Des projets de constructions modulaires sur des terrains de la Ville

Plus récemment, l’Hôtel de la rue a régularisé sa situation en signant une convention d’occupation avec la Ville, faisant de l’ancien squat la deuxième expérience d’habitat intercalaire à Strasbourg. Alors que l’occupation du bâtiment de Koenigshoffen doit prendre fin en septembre, la Ville de Strasbourg continue d’explorer cette voie, à la fois pour soulager les centres d’hébergement d’urgence, mais aussi pour éviter l’installation de squats dans des bâtiments vides.

photo d'une pièce vide
L’ancien squat de l’Hôtel de la rue, qui occupe un bâtiment municipal à Koenigshoffen depuis juillet 2019, a signé en janvier une convention d’occupation avec la Ville de Strasbourg. Photo : GK / Rue89 Strasbourg

« On a identifié des terrains. Même si on ne sait pas encore précisément ce que l’on va en faire, on pense à des constructions modulaires, comme à Lyon, où la métropole a mis des tiny houses à disposition de familles précaires« , explique Floriane Varieras, adjointe à la maire en charge des Solidarités. « Notre palette de projets va de l’Odylus aux Grands Voisins (à Paris, un ancien hôpital qui accueille entre autres hébergement d’urgence, salle de concerts et recyclerie en attendant sa transformation en éco-quartier, ndlr) ». Si les plans sont encore flous, l’adjointe promet un « coup d’accélérateur » à partir de septembre, avec des évaluations des sols.

Le parc privé, trop important pour être ignoré

Si Floriane Varieras parle de terrains, c’est parce que la plupart des bâtiments inoccupés appartenant à la Ville de Strasbourg sont détériorés et ne permettent pas l’accueil de résidents.
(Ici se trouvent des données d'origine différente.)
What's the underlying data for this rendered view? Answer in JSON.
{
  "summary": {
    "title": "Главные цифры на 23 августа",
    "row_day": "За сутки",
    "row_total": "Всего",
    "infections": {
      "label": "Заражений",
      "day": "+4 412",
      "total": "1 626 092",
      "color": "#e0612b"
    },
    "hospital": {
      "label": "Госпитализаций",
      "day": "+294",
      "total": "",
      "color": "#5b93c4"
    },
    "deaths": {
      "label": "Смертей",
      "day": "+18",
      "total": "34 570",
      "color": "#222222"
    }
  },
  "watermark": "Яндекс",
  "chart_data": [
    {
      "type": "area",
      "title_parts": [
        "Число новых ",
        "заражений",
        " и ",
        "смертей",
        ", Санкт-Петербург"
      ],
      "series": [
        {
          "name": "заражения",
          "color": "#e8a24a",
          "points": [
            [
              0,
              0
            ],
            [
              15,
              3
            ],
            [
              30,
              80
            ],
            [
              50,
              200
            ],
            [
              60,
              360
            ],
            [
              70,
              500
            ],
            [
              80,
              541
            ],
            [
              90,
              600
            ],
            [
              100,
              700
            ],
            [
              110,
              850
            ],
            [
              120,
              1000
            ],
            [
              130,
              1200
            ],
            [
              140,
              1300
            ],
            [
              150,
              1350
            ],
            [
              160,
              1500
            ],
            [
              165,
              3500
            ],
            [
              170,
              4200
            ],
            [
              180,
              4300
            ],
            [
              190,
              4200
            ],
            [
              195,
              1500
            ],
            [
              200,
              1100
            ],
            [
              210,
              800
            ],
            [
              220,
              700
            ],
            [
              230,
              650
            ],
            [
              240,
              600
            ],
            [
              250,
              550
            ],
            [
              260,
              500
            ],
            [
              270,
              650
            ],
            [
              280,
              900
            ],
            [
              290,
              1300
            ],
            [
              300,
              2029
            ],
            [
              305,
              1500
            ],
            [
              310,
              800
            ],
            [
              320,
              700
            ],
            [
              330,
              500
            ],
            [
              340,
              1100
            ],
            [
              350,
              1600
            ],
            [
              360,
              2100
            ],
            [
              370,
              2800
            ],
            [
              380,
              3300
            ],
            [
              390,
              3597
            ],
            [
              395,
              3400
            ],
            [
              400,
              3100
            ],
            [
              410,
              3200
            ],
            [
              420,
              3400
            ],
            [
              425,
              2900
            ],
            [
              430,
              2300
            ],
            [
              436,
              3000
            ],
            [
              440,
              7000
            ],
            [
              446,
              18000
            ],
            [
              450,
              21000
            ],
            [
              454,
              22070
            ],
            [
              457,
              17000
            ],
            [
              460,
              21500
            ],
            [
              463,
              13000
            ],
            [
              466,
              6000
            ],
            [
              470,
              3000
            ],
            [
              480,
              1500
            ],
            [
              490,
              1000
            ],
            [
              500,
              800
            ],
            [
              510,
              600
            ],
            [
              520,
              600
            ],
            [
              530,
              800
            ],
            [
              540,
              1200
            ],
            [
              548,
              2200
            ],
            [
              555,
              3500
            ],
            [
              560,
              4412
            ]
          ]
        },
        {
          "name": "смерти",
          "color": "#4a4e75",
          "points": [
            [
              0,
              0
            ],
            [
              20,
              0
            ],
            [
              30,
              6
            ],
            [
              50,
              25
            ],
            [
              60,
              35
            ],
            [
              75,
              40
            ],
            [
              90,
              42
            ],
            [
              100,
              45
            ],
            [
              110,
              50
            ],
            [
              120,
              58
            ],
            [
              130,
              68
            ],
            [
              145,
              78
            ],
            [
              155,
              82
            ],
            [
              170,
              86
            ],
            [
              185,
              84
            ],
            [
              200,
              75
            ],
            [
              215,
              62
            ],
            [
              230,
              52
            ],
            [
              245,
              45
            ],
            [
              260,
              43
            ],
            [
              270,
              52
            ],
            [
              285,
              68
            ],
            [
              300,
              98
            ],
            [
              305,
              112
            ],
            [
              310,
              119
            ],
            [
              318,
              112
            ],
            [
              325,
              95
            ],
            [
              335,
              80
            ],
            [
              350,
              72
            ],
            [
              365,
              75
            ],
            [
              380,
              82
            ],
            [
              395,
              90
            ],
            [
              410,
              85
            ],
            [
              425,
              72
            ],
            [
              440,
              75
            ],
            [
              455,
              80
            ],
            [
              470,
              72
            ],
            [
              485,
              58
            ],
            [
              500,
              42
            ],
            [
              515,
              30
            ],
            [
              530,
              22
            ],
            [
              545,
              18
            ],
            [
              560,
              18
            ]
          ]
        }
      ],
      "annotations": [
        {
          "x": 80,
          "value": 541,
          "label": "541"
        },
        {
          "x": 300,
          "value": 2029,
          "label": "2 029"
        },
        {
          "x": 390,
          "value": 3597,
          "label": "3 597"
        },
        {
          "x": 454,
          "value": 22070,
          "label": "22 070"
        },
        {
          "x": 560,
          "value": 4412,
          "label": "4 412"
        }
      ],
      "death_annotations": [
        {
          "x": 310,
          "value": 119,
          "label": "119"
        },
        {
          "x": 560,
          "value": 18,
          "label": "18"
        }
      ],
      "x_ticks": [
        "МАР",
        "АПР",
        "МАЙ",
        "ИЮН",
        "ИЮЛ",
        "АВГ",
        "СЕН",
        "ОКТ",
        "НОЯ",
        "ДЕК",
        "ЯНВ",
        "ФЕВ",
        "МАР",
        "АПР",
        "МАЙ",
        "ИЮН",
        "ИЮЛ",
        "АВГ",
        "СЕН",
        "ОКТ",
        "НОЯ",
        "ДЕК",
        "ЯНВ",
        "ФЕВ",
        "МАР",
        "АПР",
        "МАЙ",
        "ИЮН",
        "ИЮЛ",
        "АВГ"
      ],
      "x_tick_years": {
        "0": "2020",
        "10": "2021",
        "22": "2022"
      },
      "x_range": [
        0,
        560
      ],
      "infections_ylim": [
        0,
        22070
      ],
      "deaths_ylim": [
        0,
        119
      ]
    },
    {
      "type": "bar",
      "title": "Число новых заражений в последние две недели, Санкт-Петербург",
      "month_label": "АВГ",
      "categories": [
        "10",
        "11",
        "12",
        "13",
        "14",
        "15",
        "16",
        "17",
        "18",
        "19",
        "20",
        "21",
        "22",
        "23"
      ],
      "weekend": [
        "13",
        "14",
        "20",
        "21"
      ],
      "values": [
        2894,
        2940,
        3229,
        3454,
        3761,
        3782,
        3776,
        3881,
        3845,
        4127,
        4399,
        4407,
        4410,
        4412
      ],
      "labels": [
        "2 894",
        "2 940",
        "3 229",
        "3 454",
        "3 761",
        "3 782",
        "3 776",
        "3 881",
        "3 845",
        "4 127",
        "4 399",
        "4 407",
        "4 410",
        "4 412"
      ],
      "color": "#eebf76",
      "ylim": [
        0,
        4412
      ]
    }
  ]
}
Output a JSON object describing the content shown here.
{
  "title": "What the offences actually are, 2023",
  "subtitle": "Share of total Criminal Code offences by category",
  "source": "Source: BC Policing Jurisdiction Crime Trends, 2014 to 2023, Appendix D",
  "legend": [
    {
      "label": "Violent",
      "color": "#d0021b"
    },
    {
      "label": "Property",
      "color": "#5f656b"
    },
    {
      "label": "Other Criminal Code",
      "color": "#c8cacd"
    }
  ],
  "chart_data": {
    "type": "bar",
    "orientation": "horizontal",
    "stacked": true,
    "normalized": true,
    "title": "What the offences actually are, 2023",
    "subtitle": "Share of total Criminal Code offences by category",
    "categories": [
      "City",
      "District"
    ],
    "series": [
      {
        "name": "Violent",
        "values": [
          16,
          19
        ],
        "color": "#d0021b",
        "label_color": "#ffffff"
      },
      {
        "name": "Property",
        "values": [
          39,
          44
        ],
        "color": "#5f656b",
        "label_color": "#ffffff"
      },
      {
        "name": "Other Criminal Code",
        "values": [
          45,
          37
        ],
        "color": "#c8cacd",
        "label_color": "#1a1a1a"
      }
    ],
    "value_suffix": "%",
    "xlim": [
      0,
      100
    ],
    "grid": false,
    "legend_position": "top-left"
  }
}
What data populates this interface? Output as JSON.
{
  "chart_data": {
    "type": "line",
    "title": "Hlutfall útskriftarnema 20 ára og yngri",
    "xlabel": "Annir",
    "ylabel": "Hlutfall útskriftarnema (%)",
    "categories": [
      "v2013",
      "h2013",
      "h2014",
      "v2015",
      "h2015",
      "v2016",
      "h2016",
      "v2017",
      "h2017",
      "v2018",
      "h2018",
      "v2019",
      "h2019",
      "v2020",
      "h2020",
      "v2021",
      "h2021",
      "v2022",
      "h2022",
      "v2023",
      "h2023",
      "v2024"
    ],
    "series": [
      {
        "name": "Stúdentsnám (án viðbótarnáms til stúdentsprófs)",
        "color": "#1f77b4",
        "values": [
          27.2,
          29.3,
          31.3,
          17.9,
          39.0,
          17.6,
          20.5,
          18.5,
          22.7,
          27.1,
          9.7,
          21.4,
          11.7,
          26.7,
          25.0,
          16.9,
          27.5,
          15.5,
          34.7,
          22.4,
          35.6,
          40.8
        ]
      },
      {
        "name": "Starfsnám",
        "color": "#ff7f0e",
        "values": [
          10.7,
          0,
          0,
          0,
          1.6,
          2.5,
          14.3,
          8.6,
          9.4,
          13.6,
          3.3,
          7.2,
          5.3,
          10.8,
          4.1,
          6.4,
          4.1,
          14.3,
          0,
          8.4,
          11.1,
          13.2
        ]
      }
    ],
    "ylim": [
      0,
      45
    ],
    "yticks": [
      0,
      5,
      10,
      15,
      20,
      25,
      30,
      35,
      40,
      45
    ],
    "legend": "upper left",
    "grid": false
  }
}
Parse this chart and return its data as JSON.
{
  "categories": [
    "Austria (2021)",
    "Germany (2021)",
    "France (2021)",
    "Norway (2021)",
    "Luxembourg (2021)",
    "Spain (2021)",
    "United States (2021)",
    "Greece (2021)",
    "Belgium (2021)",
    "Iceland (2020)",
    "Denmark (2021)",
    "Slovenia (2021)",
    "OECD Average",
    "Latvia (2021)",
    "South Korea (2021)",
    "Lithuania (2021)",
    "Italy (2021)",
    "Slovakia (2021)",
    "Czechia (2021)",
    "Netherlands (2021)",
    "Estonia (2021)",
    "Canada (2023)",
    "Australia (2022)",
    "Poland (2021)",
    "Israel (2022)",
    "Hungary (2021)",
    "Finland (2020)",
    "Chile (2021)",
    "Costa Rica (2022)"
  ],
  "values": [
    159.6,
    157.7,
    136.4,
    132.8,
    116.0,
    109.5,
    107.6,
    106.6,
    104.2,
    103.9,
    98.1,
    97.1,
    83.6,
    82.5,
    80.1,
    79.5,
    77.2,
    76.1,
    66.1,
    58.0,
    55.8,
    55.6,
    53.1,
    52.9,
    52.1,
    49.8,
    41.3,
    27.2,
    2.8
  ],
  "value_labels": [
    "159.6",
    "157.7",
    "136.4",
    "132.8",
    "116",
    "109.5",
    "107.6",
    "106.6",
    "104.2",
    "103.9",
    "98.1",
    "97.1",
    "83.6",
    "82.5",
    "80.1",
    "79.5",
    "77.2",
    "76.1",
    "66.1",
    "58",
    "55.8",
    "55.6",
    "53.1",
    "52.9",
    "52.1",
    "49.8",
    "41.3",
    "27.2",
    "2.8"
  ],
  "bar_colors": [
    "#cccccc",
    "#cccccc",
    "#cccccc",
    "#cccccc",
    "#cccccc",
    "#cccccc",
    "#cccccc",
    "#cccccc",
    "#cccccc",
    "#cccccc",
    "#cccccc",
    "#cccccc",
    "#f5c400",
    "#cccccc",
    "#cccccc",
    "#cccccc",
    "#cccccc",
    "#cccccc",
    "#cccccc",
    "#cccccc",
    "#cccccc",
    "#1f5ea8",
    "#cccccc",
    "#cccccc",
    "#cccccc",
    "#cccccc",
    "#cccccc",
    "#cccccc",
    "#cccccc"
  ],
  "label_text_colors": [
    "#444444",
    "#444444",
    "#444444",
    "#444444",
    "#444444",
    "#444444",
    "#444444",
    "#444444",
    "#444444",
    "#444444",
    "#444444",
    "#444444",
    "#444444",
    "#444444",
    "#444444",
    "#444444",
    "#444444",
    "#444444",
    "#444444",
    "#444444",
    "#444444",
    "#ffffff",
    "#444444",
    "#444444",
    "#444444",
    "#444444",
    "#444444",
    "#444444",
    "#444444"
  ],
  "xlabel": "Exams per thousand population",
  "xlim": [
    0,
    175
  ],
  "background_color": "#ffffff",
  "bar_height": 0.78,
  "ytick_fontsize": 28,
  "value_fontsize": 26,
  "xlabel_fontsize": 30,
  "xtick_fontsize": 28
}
Dans ces circonstances, installer des constructions modulaires est « financièrement bien plus avantageux que de rénover des bâtiments parfois destinés à la destruction », explique l’adjointe en charge des Solidarités :

« Il y a bien une pénurie de logements mais les moyens financiers de la collectivité sont limités. On peut financer un accompagnement social mais pas la location de bâtiments. L’objectif est plutôt de développer une sorte de mécénat, que des promoteurs immobiliers prêtent des bâtiments inoccupés, comme ça a été le cas avec l’Odylus. Le privé est une force de frappe trop importante pour être ignorée. »

Pour intégrer des promoteurs immobiliers à la démarche, Floriane Varieras évoque l’idée d’une plateforme de repérage et de recensement des bâtiments vacants à Strasbourg, où les propriétaires pourraient inscrire leurs biens. « Parce que le nerf de cette guerre du logement, c’est l’argent et le bâti », résume-t-elle.